Owning data management means owning the biological language of the company. It requires scope to define concepts, authority to change processes, and accountability for user impact. This is not an administrative role. It is a product role. Without ownership, systems grow by accumulation. Local fixes multiply. Global coherence erodes.

This is also where many data initiatives stall. Standards and FAIR principles are necessary, but they mainly address exchange and compliance. They do not define what the data is for, which users it serves, or how the organization’s biological concepts should evolve. FAIR can make data easier to move. It cannot decide what an experiment means.

Failure modes

When no one owns the representational layer, the same pathological patterns appear:

No owner. Systems grow by historical accident. Each new project adds a tool. Nothing integrates.
Too many owners with narrow scope. Each team defines its own concepts. Comparability collapses.
No product evaluation. Systems are judged by deployment, not by changed behavior.

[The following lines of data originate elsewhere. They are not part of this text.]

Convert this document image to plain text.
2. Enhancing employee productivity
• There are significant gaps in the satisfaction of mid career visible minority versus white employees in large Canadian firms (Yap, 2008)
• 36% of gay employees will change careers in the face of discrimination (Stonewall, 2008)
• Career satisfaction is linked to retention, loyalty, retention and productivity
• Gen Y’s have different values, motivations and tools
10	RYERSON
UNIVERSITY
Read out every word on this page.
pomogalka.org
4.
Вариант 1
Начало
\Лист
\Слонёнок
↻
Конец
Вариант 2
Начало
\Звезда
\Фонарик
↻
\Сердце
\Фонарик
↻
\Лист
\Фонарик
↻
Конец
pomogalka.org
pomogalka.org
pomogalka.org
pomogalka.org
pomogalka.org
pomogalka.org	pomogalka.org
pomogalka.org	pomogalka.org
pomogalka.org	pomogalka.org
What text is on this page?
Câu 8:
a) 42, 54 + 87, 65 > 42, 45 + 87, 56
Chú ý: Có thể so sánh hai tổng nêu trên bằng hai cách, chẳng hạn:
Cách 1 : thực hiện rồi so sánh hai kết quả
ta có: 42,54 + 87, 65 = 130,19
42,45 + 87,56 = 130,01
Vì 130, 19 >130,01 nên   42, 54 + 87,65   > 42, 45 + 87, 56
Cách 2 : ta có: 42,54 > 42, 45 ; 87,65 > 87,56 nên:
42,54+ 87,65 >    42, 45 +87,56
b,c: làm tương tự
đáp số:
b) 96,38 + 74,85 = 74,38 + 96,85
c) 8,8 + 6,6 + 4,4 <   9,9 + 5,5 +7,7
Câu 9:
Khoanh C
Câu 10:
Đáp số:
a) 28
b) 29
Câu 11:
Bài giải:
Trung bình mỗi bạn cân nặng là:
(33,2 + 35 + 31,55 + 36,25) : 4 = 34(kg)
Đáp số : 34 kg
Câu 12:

Some failure modes are structural. Research evolves. Assays change. Representations become wrong. Technical debt is not a pathology; it is the cost of learning what matters. The real failure is building systems that cannot revise their assumptions.

Friction is also inevitable. As organizations scale, multiple data products emerge. Boundaries will be imperfect. Mature data organizations are not frictionless. They are legible. Ownership is explicit. Concepts do not drift invisibly.

Why AI collides with this layer

AI is often described as a consumer of data. In practice, it stress-tests how biology has been represented. Models require that experiments are comparable across time, that context is explicit, that negative results exist, and that entities are stable enough to align.

These are not modeling details. They are commitments about what an experiment is. When models fail, they often fail because the organization does not have a coherent internal definition of its own data. AI does not sit on top of data management. It collides with it.

The claim

Data management is not infrastructure, documentation, or compliance. It is the system through which a discovery organization reasons about biology. Every schema encodes assumptions. Every workflow defines what can be learned.

The real cost of getting this wrong is not inefficiency. It is limitation. Data systems define what kinds of capabilities can ever emerge. If hypotheses are not representable, they cannot become computable. If context is not preserved, it cannot become institutional memory. If assay relationships are not encoded, they cannot become platforms.

Biotech companies build a theory of biology into software, and discovery unfolds inside it. The difference between organizations that compound and those that stall is whether this layer is treated as an evolving product or as invisible plumbing.